By the next day, though, she asked Henson to resign, and he did. But not before attempting to take hostages with him.

He blamed his sudden leaving on a "media frenzy." The reporters ZTC who worked the Pratt-Henson story and ran with it, such as The Sun's Eric Siegel and Joanna Daemmrich, and those reporters who saw a good thing and jumped on the rear fender for the ride, will take that accusation and wave it like a banner. It comes with the job description.

Then Henson blamed hostility by the Schmoke administration, claiming they were "afraid of competent people who are going to disagree with them" and noting, "This team's had nine years, and what has been accomplished? Are we the city that reads? No, we're the city that closes libraries."

He's on to something there, and we'll get to it, but the waters are a little muddied. Some in the mayor's office have been saying Kurt L. Schmoke tried to talk Pratt out of the Henson appointment before it ever happened. They were saying this as disgust over Pratt and Henson became generalized and threatened to taint all of "City Hall," as the mayor himself publicly lamented hours before Henson's departure.

But in her telephone interview Wednesday, Pratt denied that the mayor had ever made an effort to stop her.

She said, "I didn't get anybody's opinion on it. I don't think anyone knew until I brought his name before the Board of Estimates. I never requested anyone's comments. I'd made a decision to hire [Henson], and I didn't interview anybody else because I didn't want to go through any phony process when I knew he was my choice."

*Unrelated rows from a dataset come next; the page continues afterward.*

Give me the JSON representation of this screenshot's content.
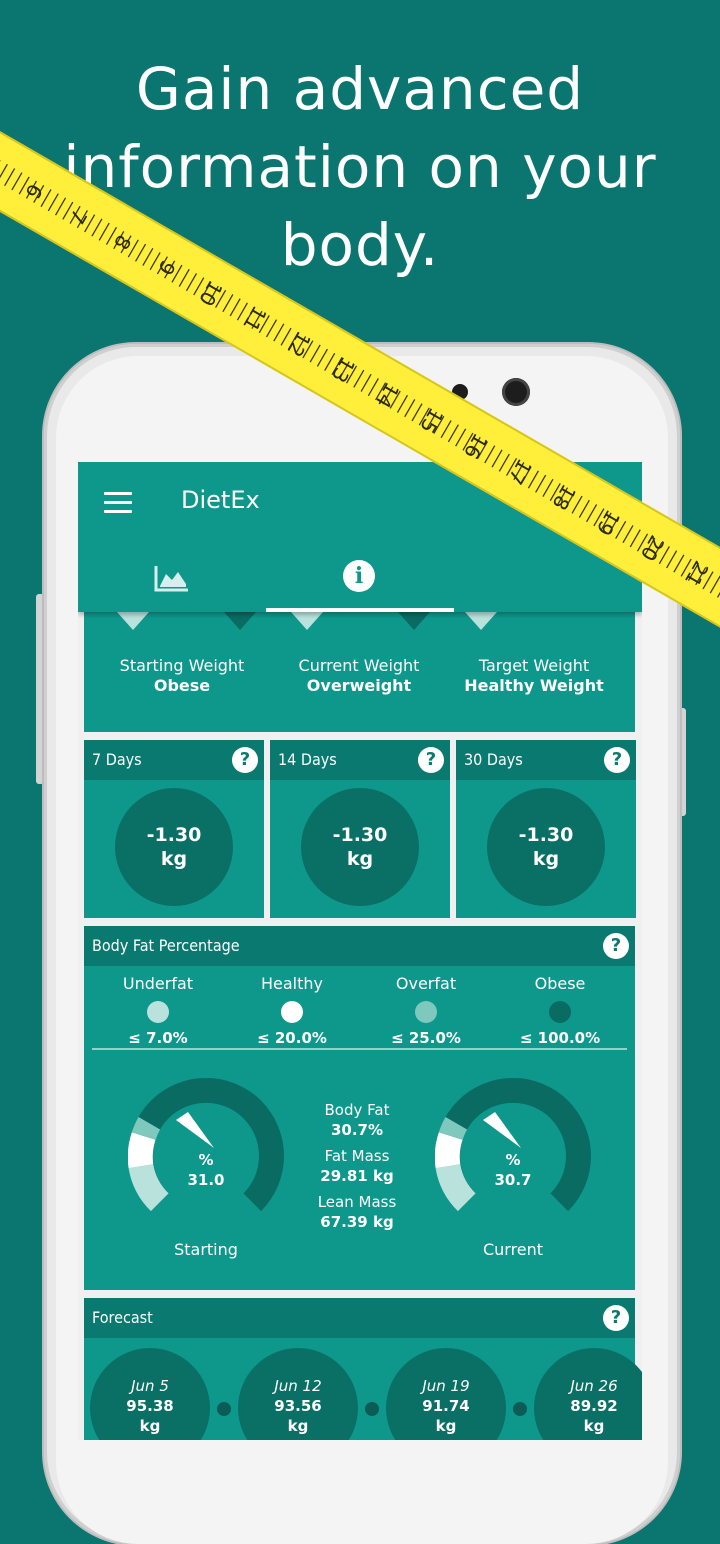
{
  "promo": {
    "line1": "Gain advanced",
    "line2": "information on your",
    "line3": "body."
  },
  "app": {
    "title": "DietEx",
    "tabs": [
      {
        "icon": "chart-icon"
      },
      {
        "icon": "info-icon",
        "glyph": "i"
      }
    ]
  },
  "weight_categories": [
    {
      "label": "Starting Weight",
      "value": "Obese"
    },
    {
      "label": "Current Weight",
      "value": "Overweight"
    },
    {
      "label": "Target Weight",
      "value": "Healthy Weight"
    }
  ],
  "days": [
    {
      "label": "7 Days",
      "value": "-1.30",
      "unit": "kg"
    },
    {
      "label": "14 Days",
      "value": "-1.30",
      "unit": "kg"
    },
    {
      "label": "30 Days",
      "value": "-1.30",
      "unit": "kg"
    }
  ],
  "help_glyph": "?",
  "body_fat": {
    "title": "Body Fat Percentage",
    "categories": [
      {
        "label": "Underfat",
        "threshold": "≤ 7.0%",
        "color": "#b9e2dd"
      },
      {
        "label": "Healthy",
        "threshold": "≤ 20.0%",
        "color": "#ffffff"
      },
      {
        "label": "Overfat",
        "threshold": "≤ 25.0%",
        "color": "#7ec8be"
      },
      {
        "label": "Obese",
        "threshold": "≤ 100.0%",
        "color": "#0a6b63"
      }
    ],
    "starting": {
      "label": "Starting",
      "unit": "%",
      "value": "31.0"
    },
    "current": {
      "label": "Current",
      "unit": "%",
      "value": "30.7"
    },
    "stats": [
      {
        "label": "Body Fat",
        "value": "30.7%"
      },
      {
        "label": "Fat Mass",
        "value": "29.81 kg"
      },
      {
        "label": "Lean Mass",
        "value": "67.39 kg"
      }
    ]
  },
  "forecast": {
    "title": "Forecast",
    "items": [
      {
        "date": "Jun 5",
        "value": "95.38",
        "unit": "kg"
      },
      {
        "date": "Jun 12",
        "value": "93.56",
        "unit": "kg"
      },
      {
        "date": "Jun 19",
        "value": "91.74",
        "unit": "kg"
      },
      {
        "date": "Jun 26",
        "value": "89.92",
        "unit": "kg"
      }
    ]
  },
  "tape_numbers": [
    "5",
    "6",
    "7",
    "8",
    "9",
    "10",
    "11",
    "12",
    "13",
    "14",
    "15",
    "16",
    "17",
    "18",
    "19",
    "20",
    "21"
  ],
  "colors": {
    "background": "#0b7670",
    "appbar": "#0e988c",
    "card_header": "#0a7a70",
    "tape": "#ffef3a"
  }
}
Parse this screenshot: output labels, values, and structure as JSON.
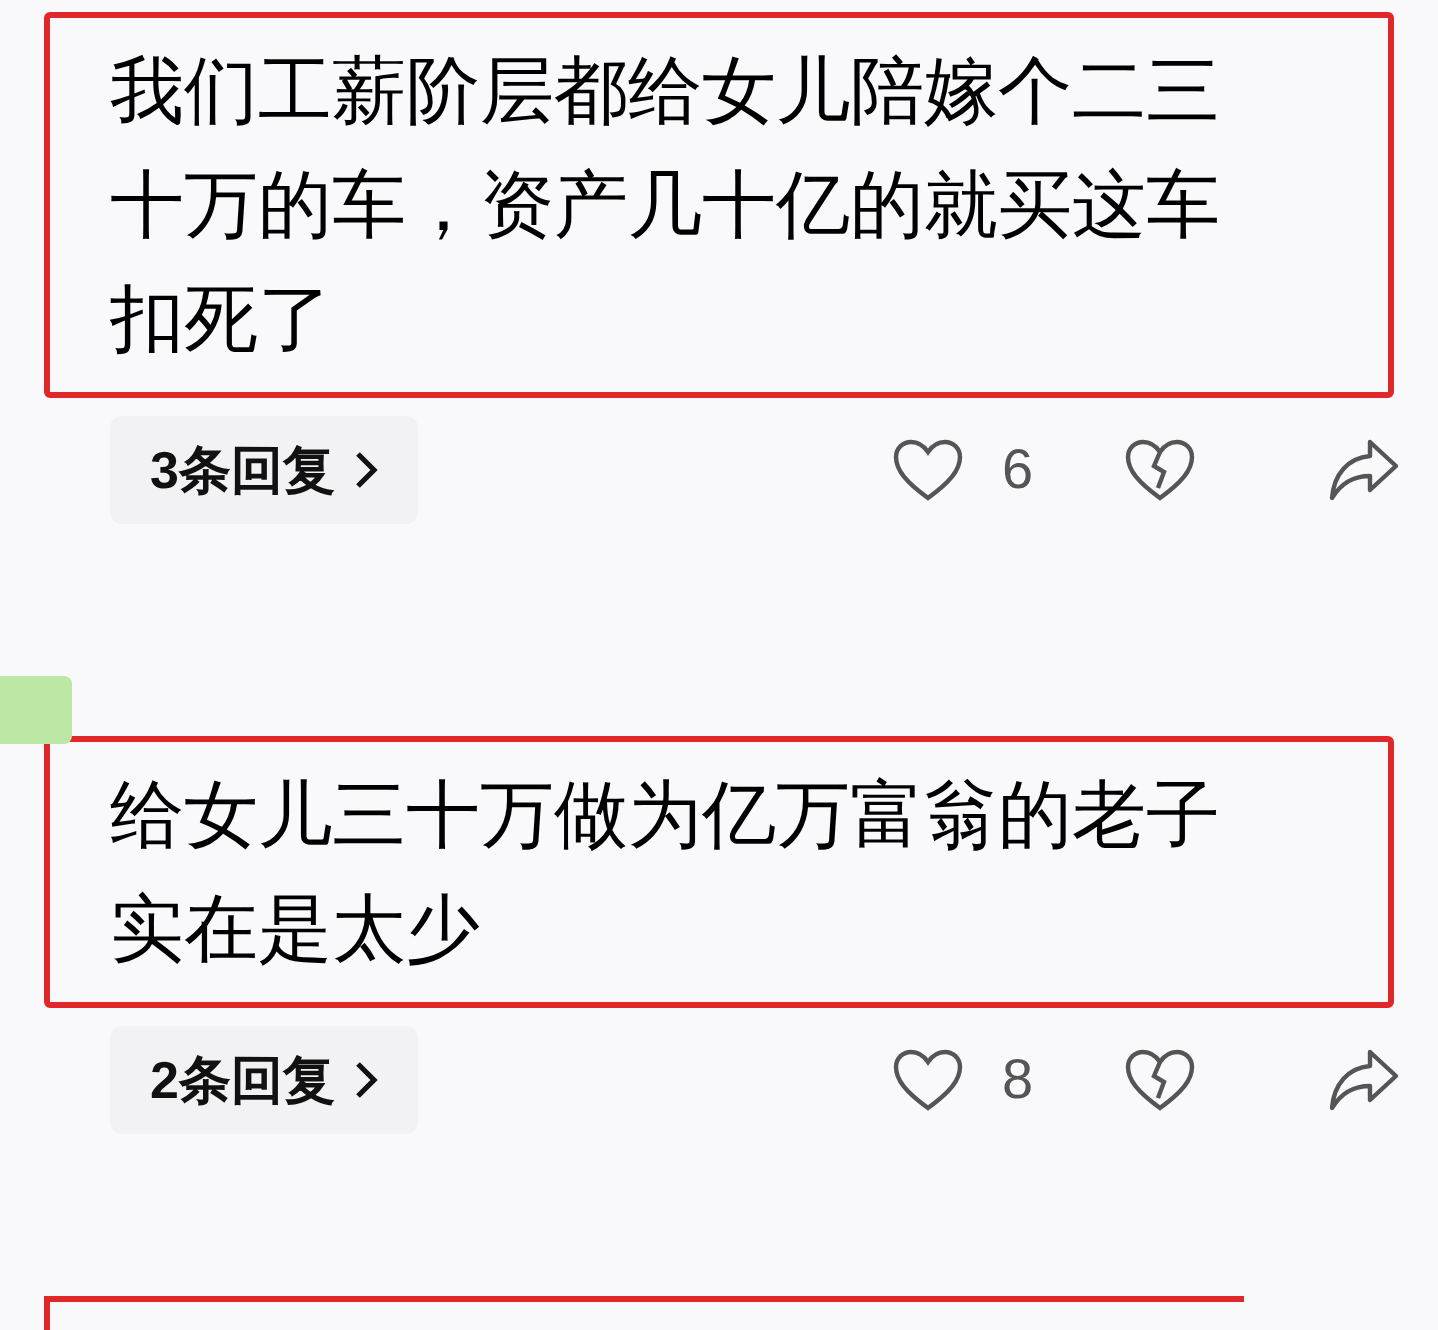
{
  "comments": [
    {
      "lines": [
        "我们工薪阶层都给女儿陪嫁个二三",
        "十万的车，资产几十亿的就买这车",
        "扣死了"
      ],
      "replies": "3条回复",
      "likes": "6"
    },
    {
      "lines": [
        "给女儿三十万做为亿万富翁的老子",
        "实在是太少"
      ],
      "replies": "2条回复",
      "likes": "8"
    }
  ]
}
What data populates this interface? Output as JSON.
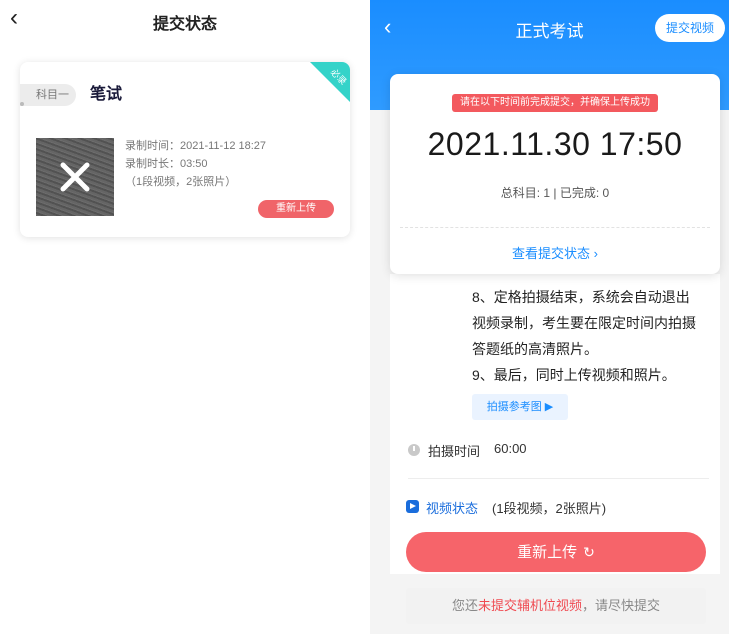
{
  "left": {
    "back_glyph": "‹",
    "title": "提交状态",
    "card": {
      "subject_tag": "科目一",
      "subject_name": "笔试",
      "corner_label": "必录",
      "record_time": "录制时间：2021-11-12 18:27",
      "record_duration": "录制时长：03:50",
      "media_count": "（1段视频，2张照片）",
      "reupload_label": "重新上传"
    }
  },
  "right": {
    "back_glyph": "‹",
    "title": "正式考试",
    "submit_video_label": "提交视频",
    "deadline": {
      "notice": "请在以下时间前完成提交，并确保上传成功",
      "time": "2021.11.30 17:50",
      "counts": "总科目: 1 | 已完成: 0",
      "view_status": "查看提交状态 ›"
    },
    "steps": [
      "8、定格拍摄结束，系统会自动退出视频录制，考生要在限定时间内拍摄答题纸的高清照片。",
      "9、最后，同时上传视频和照片。"
    ],
    "reference_btn": "拍摄参考图 ▶",
    "shoot_time_label": "拍摄时间",
    "shoot_time_value": "60:00",
    "video_status_label": "视频状态",
    "video_status_value": "(1段视频，2张照片)",
    "reupload_label": "重新上传",
    "reupload_icon": "↻",
    "warning": {
      "prefix": "您还",
      "highlight": "未提交辅机位视频",
      "suffix": "，请尽快提交"
    },
    "colors": {
      "primary_blue": "#1a8dff",
      "danger_red": "#f6646a",
      "corner_teal": "#34d3c9"
    }
  }
}
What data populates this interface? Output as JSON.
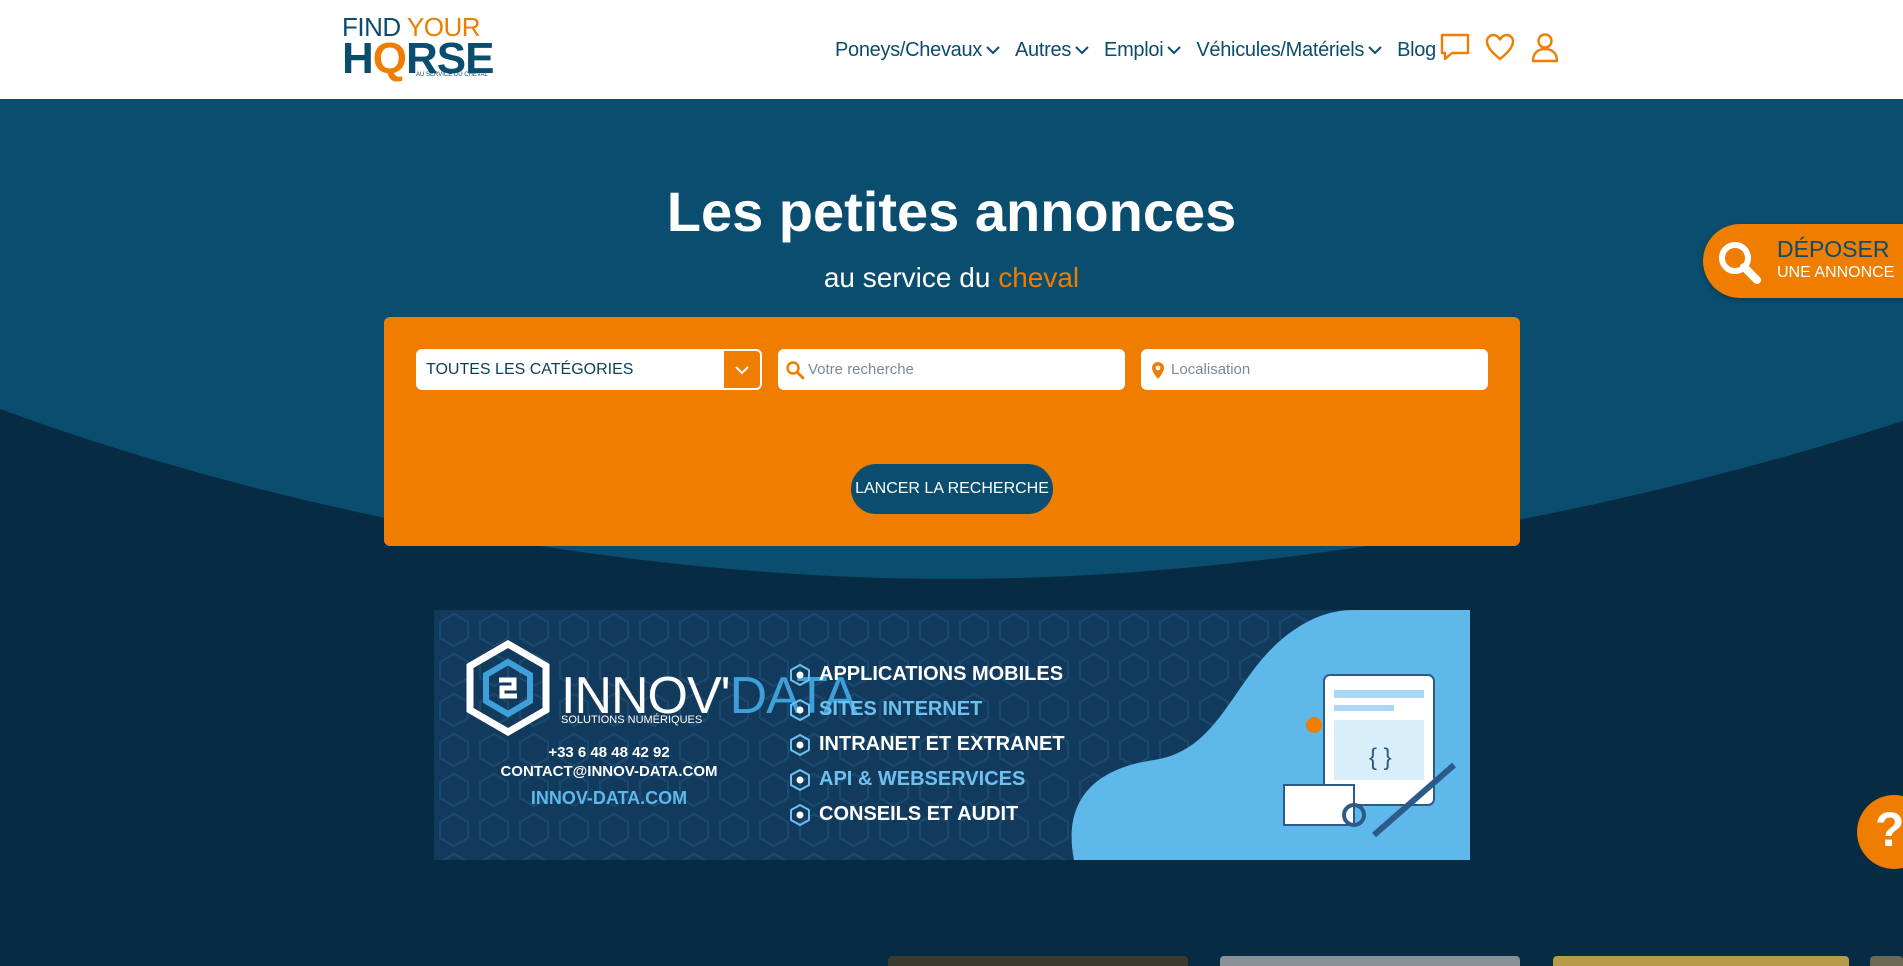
{
  "logo": {
    "line1_a": "FIND ",
    "line1_b": "YOUR",
    "line2_a": "H",
    "line2_o": "Q",
    "line2_b": "RSE",
    "tagline": "AU SERVICE DU CHEVAL"
  },
  "nav": {
    "items": [
      {
        "label": "Poneys/Chevaux",
        "has_dropdown": true
      },
      {
        "label": "Autres",
        "has_dropdown": true
      },
      {
        "label": "Emploi",
        "has_dropdown": true
      },
      {
        "label": "Véhicules/Matériels",
        "has_dropdown": true
      },
      {
        "label": "Blog",
        "has_dropdown": false
      }
    ],
    "icons": [
      "chat-icon",
      "heart-icon",
      "user-icon"
    ]
  },
  "hero": {
    "title": "Les petites annonces",
    "subtitle_a": "au service du ",
    "subtitle_b": "cheval"
  },
  "search": {
    "category_value": "TOUTES LES CATÉGORIES",
    "query_placeholder": "Votre recherche",
    "location_placeholder": "Localisation",
    "submit_label": "LANCER LA RECHERCHE"
  },
  "deposer": {
    "line1": "DÉPOSER",
    "line2": "UNE ANNONCE"
  },
  "banner": {
    "brand_a": "INNOV'",
    "brand_b": "DATA",
    "brand_sub": "SOLUTIONS NUMÉRIQUES",
    "phone": "+33 6 48 48 42 92",
    "email": "CONTACT@INNOV-DATA.COM",
    "site": "INNOV-DATA.COM",
    "services": [
      {
        "label": "APPLICATIONS MOBILES",
        "color": "white"
      },
      {
        "label": "SITES INTERNET",
        "color": "blue"
      },
      {
        "label": "INTRANET ET EXTRANET",
        "color": "white"
      },
      {
        "label": "API & WEBSERVICES",
        "color": "blue"
      },
      {
        "label": "CONSEILS ET AUDIT",
        "color": "white"
      }
    ]
  },
  "help": {
    "label": "?"
  },
  "colors": {
    "orange": "#ee7d00",
    "navy": "#0b4d6e",
    "hero_top": "#0b4d6e",
    "hero_bottom": "#062b42"
  }
}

Who's closest to the truth? Who knows? But the mayor's on to something when he worries about all of "City Hall" being tainted by the Pratt-Henson story, and Julius Henson's onto something when he wonders about troubles that exist "nine years" into the Schmoke administration.

This story isn't merely about who will head the city's real estate office. True, it's a $3.2 billion operation and, true, Julius Henson's background -- owner of some rental properties, target of lawsuits, nonpayer of a breathtaking range of bills, intimate friend and business partner of the woman who gave him the job -- made him unquestionably the wrong person for the position.

But the story's also about patterns in the city of Baltimore, and residents' wonder if people of competence and strength and integrity are in charge. Almost daily, the indications shake our confidence: Pratt here and Pratt there (Pratt's hiring of Henson, and the Pratt Library losing branches); Henson here and Henson there (Julius Henson's troubles, and everybody else's troubles with Daniel P. Henson, chief of a housing department that was once the pride of the city and its center of ideas but has now become one of its greatest embarrassments.)

And so, Wednesday morning, Joan Pratt arrived at the Board of Estimates meeting. Arrived to be met by reporters and TV cameras, and arrived to defend what was left of her argument over her friend Julius Henson.

She looked like a nice young lady who'd spent her life playing by the rules, working hard, and somehow found herself being vilified at the moment she should have been feeling wonderful about herself.

There were reports that she'd vacationed with Henson and been spotted putting her head on his shoulder, that she'd fallen

asleep next to him on a plane, that they'd walked the beach and he'd had his arm around her. Such stories are sweet. She's entitled to her moments of intimacy. She's entitled to her friends.

She's just not entitled to combine such intimacy with a troubled city's $3.2 billion worth of real estate investments.

It makes her look bad at a time when she should be ridding the comptroller's office of all memories of the Jacqueline McLean scandal. And it reminds an entire city of its recent history of scandal: decaying houses while millions are spent questionably, the mass production of schoolchildren who can't perform basic skills while administrators get fat, the closing of libraries, the crime and drugs, the neighborhoods under siege.

In the face of all this, Julius Henson doesn't astonish us. He merely serves to validate our deepest concerns: Things at City Hall really do seem to be coming undone.